A cana primeiro avança sobre a roça de mandioca; depois sobre a roça de milho, a roça de feijão, a roça de arroz, que é de onde o agricultor tira a comida. Depois ela vai avançando sobre os pastos. E quando ela for sobre os pastos, os pastos vão desviar para a Amazônia, para o Pantanal - aliás, eles já estão lá. Usar toda essa fertilidade, que garante uma temperatura média na superfície da Terra, para produzir álcool que vai queimar nos congestionamentos - nos automóveis parados, porque os carros não andam mais em lugar nenhum do mundo - é um absurdo. Pensa um pouco. Para mim, esse tipo de coisa é insuportável.
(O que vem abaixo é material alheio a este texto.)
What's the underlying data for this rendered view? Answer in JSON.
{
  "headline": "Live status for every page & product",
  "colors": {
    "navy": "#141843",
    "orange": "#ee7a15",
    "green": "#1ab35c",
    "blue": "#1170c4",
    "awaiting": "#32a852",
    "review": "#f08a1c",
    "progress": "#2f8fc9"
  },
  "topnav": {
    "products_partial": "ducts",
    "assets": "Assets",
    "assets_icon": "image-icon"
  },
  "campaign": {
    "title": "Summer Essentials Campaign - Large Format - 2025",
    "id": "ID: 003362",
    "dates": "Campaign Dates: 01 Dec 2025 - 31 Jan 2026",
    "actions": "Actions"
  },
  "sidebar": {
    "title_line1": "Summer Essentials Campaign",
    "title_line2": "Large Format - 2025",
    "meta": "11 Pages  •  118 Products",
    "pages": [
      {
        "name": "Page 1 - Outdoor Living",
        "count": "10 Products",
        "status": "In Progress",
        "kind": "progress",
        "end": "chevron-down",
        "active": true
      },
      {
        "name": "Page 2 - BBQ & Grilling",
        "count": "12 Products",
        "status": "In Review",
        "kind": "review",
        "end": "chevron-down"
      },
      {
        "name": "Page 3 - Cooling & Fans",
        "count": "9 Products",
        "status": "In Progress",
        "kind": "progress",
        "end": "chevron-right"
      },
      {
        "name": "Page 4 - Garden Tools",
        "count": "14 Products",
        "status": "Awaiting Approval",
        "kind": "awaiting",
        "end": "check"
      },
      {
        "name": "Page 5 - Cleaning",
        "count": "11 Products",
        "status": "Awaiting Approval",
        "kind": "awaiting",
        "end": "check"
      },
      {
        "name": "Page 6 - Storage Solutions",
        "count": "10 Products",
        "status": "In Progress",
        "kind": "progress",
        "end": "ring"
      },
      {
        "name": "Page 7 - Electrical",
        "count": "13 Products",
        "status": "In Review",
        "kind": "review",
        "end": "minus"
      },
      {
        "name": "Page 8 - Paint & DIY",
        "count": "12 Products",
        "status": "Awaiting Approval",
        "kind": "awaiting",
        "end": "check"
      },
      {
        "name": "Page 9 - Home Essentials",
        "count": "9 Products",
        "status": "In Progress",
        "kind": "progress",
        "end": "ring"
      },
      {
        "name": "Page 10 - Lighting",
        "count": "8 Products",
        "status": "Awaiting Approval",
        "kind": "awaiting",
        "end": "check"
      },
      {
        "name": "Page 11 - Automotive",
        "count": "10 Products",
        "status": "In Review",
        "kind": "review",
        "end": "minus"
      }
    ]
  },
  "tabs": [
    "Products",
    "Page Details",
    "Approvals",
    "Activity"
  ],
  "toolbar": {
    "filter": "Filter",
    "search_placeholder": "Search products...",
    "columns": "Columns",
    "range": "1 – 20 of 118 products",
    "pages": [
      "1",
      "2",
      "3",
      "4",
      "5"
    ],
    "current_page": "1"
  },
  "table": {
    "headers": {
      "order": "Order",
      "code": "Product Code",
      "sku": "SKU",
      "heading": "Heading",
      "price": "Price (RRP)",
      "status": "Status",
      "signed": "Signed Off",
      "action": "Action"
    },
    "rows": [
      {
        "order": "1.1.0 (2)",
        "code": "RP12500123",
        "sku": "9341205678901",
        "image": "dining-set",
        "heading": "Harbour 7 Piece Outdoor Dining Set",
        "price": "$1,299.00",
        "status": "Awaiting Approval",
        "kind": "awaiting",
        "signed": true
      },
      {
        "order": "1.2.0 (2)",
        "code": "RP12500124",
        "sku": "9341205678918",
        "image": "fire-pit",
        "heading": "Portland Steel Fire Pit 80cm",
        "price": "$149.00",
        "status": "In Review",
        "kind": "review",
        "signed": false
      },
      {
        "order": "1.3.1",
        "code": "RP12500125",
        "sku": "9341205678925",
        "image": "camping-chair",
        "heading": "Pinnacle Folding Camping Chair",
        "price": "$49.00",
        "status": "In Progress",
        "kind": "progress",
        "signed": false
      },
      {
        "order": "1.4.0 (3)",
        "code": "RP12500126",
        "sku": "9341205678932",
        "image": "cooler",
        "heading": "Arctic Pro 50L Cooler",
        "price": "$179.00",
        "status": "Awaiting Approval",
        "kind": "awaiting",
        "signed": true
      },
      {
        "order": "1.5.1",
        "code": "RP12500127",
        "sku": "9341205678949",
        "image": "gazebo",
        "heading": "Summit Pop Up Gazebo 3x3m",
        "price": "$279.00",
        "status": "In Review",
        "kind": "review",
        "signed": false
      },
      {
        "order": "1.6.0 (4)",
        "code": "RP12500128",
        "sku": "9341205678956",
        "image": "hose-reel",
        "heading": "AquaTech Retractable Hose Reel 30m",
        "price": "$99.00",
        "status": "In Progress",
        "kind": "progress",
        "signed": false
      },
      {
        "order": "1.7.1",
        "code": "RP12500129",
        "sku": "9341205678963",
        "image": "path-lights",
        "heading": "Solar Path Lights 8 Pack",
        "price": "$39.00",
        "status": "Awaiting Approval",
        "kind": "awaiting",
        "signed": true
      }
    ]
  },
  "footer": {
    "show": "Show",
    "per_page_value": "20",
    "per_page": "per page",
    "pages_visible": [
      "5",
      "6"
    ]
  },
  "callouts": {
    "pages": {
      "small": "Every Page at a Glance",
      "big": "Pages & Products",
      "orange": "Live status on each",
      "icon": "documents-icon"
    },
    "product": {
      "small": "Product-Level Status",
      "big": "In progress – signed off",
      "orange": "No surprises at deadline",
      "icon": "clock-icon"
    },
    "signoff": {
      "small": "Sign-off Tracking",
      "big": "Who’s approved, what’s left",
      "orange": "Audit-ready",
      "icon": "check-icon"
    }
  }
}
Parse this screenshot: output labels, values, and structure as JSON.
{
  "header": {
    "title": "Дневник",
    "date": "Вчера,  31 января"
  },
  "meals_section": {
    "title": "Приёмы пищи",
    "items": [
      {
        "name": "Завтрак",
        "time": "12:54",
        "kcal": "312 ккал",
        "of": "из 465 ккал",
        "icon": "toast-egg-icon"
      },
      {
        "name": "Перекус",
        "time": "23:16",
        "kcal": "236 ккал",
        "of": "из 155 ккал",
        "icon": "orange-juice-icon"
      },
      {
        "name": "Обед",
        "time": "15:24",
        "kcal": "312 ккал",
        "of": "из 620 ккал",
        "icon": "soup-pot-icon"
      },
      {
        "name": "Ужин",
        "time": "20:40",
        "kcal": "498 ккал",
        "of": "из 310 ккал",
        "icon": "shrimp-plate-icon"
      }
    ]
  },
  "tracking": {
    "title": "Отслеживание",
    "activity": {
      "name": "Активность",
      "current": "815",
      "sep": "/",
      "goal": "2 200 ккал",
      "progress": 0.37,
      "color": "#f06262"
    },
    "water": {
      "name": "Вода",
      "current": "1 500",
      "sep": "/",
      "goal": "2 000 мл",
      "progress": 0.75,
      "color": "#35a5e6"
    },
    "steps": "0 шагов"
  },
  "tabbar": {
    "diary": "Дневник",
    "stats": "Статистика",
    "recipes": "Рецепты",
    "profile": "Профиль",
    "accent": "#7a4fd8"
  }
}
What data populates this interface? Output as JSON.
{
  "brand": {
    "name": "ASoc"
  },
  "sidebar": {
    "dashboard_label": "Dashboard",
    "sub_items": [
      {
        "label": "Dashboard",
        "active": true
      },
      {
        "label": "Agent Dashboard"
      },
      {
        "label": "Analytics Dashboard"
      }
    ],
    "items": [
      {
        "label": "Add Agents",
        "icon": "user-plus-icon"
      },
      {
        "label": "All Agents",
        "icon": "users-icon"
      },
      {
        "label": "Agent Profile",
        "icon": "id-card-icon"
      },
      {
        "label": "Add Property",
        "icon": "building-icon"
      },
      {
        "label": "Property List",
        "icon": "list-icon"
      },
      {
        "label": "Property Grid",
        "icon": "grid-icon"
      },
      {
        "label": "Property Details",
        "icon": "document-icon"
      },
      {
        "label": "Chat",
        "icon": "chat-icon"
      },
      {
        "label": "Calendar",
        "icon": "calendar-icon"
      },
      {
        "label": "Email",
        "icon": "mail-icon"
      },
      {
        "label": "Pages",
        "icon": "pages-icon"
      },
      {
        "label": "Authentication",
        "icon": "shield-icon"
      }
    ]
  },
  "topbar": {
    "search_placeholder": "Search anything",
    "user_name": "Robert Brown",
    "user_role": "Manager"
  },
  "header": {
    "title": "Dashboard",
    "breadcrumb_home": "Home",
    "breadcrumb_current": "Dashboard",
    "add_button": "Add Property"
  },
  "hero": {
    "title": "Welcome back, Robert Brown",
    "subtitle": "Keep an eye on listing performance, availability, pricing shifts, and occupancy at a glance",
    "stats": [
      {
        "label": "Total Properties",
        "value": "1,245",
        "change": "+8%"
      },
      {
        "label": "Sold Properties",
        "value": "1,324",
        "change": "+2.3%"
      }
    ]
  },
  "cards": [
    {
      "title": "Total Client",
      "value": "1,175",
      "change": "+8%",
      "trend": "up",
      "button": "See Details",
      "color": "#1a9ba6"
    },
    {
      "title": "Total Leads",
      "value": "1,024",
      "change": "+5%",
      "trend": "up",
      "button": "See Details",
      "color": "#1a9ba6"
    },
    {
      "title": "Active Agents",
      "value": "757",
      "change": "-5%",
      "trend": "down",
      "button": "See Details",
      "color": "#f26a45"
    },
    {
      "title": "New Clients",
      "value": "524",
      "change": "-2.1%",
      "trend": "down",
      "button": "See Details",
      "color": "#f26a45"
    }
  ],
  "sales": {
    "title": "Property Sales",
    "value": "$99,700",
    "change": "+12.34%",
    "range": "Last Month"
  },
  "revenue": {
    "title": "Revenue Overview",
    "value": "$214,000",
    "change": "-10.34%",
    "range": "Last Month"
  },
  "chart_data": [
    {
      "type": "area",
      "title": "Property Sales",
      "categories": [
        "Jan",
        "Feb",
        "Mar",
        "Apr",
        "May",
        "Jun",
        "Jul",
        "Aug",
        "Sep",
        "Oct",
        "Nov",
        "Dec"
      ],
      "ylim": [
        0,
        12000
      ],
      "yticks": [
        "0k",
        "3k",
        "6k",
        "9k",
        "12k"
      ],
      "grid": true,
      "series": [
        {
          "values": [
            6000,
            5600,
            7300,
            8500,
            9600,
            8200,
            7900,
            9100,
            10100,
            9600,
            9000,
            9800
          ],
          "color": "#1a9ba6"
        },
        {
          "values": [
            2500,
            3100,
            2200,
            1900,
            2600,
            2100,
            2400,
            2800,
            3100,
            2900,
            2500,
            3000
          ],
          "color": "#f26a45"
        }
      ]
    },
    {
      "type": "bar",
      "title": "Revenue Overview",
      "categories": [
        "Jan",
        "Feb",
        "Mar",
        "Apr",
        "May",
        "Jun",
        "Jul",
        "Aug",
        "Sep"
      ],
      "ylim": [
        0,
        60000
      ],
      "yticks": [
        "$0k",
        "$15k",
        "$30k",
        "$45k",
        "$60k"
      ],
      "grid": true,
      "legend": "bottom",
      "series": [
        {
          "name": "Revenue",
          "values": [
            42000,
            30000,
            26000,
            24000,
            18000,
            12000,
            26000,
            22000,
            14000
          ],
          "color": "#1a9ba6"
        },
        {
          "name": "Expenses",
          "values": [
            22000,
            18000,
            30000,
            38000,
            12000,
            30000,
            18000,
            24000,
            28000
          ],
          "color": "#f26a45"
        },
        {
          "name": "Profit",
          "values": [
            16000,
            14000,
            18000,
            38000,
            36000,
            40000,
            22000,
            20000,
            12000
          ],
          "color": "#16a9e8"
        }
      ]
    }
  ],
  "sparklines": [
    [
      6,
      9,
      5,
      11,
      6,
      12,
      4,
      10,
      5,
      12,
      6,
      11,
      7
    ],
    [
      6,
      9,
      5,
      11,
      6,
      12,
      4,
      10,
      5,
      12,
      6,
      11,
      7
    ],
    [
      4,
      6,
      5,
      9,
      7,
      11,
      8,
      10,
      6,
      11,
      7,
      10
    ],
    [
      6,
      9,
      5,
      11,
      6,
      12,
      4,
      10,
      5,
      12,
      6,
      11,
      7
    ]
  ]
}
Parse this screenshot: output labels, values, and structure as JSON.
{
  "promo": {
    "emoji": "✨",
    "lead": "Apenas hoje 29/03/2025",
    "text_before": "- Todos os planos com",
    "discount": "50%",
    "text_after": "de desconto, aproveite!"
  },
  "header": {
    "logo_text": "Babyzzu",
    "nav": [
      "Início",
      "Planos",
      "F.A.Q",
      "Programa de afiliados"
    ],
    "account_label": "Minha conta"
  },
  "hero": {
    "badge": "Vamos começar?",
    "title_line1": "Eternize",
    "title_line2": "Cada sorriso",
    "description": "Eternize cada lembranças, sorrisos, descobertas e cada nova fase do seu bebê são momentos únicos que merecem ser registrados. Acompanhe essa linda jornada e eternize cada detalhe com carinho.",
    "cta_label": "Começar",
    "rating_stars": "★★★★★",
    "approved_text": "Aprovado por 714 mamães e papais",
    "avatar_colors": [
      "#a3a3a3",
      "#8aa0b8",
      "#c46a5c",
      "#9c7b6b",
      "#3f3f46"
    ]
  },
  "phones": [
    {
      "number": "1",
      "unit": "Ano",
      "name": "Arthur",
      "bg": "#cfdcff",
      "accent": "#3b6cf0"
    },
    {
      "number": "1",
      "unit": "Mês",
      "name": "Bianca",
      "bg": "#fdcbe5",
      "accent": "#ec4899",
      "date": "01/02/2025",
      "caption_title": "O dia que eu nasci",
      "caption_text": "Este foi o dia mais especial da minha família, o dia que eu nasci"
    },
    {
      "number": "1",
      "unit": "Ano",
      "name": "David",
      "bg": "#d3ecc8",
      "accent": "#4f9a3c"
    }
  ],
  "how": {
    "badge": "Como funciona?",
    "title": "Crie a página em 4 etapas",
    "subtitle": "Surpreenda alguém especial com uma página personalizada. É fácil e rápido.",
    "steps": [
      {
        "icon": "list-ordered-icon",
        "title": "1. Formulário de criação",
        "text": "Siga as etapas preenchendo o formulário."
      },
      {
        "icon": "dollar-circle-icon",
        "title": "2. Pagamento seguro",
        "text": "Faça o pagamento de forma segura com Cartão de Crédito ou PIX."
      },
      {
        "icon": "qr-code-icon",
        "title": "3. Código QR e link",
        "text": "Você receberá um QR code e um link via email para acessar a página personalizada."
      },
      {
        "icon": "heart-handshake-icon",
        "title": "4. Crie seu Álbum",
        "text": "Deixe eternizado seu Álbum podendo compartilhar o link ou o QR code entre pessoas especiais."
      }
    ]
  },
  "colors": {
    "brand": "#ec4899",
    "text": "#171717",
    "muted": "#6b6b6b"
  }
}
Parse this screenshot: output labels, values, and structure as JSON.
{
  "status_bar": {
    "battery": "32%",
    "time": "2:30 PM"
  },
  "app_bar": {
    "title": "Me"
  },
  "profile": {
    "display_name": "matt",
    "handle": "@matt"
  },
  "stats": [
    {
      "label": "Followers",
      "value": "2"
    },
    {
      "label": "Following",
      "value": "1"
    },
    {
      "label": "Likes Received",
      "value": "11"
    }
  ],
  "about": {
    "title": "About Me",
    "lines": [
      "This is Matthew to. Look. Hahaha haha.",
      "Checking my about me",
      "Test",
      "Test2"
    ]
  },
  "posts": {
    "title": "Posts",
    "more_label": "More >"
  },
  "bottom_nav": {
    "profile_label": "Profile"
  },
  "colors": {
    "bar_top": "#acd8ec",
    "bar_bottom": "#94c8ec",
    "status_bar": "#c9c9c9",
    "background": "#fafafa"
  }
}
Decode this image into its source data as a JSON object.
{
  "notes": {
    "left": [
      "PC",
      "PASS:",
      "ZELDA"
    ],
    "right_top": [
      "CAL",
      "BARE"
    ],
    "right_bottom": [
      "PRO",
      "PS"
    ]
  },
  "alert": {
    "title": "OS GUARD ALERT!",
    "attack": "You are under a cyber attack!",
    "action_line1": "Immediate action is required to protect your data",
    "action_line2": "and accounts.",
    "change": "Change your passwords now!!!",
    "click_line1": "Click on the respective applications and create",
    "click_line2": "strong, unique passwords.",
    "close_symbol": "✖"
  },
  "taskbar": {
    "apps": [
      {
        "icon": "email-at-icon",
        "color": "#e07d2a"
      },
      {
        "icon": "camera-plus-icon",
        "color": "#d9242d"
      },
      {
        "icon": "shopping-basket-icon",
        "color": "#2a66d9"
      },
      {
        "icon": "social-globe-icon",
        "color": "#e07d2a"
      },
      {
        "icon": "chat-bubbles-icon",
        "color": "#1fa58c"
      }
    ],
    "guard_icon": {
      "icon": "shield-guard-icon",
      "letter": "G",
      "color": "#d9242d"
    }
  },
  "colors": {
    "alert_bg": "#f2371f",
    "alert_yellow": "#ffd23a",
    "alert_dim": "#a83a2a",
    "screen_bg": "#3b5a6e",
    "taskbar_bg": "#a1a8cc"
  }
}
Mas, para muita gente, para os ministros, para o presidente da República, é uma coisa absolutamente fantástica. Porque, afinal, nós transformaremos o etanol numa
commodity e ficaremos todos bilionários. Mortos, porém, bilionários.

Qual o papel que escrever cumpre diante dessas indignações?

Esse é o meu trabalho. Todas essas coisas fazem parte dele. Mas vou fazer uma confissão horrível: acho que essas coisas não têm remédio; não têm mais jeito. Você sabe que algumas borboletas se fascinam pela volúpia do movimento e do voo. Então elas voam e ficam tão tomadas com aquilo que acabam aindo da área de segurança e são comidas pelos predadores. Olha que bonito. Elas se deixam levar pelo encantamento, pelo devaneio. Nós, artistas, somos um pouco assim. E se ainda pudermos tocar uma única pessoa na plateia, a vida já está ganha. Valeu a pena.